Louise estaba preparada para la inevitable confrontación con sus padres. Cuando Claude Dupin se hubo ido, su madre rompió a llorar y su padre la miró con aire solemne, como si se sintiera profundamente apenado por todos. Su madre dijo que era un estúpida y se enfadó con ella.
—¡No me vengas con que has hecho una promesa! —gritó, agarrándola por los hombros y zarandeándola—. Estás enamorada de uno de esos canallas, reconócelo. ¿De quién se trata? ¿Es ese periodista?
—No temas pronunciar su nombre —replicó Louise—, no se trata del demonio.
De pronto vio a Gabrielle sentada en el sofá, viva, risueña, con su hinchada mano apoyada en el hombro de Camille, y Louise sintió que las lágrimas rodaban por sus mejillas.
—¡Eres una golfa! —dijo su madre, propinándole un bofetón.
Era la segunda vez que le pegaba aquel mes. El ambiente de casa empieza a parecerse al de abajo, pensó Louise.
—¿Se marcha de nuevo a Bélgica? —preguntó Louise a Danton.
—Confío en que sea la última vez. Me necesitan en la Convención.
—¿Desea que los niños regresen a casa?
—Sí. Los sirvientes se ocuparán de ellos.
—No quiero dejarlos en manos de los sirvientes.
—Te agradezco lo que has hecho por mis hijos, pero eres demasiado joven para cargar con tanta responsabilidad. Deberías divertirte con tus amigos.
Danton se preguntó qué hacía una respetable joven de quince años para divertirse.
—Los niños están acostumbrados a mí —contestó Louise—. Me gusta cuidarlos. ¿Qué es lo que va a hacer en Bélgica?
—Voy a entrevistarme con el general Dumouriez.
—¿Por qué?
—Es algo complicado. Algunas de las cosas que ha hecho el general últimamente no son propias de un revolucionario. Por ejemplo, montamos unos clubes jacobinos en toda Bélgica, y él los ha cerrado. La Convención quiere saber el motivo. Si Dumouriez no es un patriota, tendrá que ser arrestado.

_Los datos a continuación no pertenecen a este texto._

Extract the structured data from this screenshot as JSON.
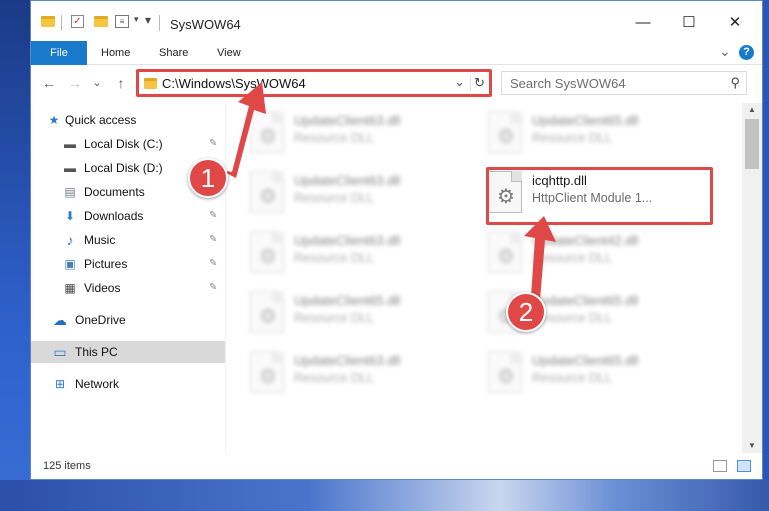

—¿Que no es un patriota? ¿Qué es entonces? ¿Partidario de los austriacos o del Rey?
—El Rey ya no existe.
—Sí que existe. Está en la cárcel. El Delfín es ahora el Rey.
—No, no es más que un niño.
—En tal caso, ¿por qué lo han encerrado?
—¡Qué niña tan testaruda! ¿Te interesa la política? ¿Lees los periódicos?
—Sí.
—Entonces debes de saber que los franceses han decidido abolir la monarquía.
—No, lo ha decidido París, que es muy distinto. Por eso ha estallado la guerra civil.
—Los diputados de todo el país votaron a favor de abolir la monarquía.
—Pero no han permitido que se celebre un referéndum. No se han atrevido.
—¿Son esas acaso las opiniones que te han inculcado tus padres? —preguntó enojado Danton.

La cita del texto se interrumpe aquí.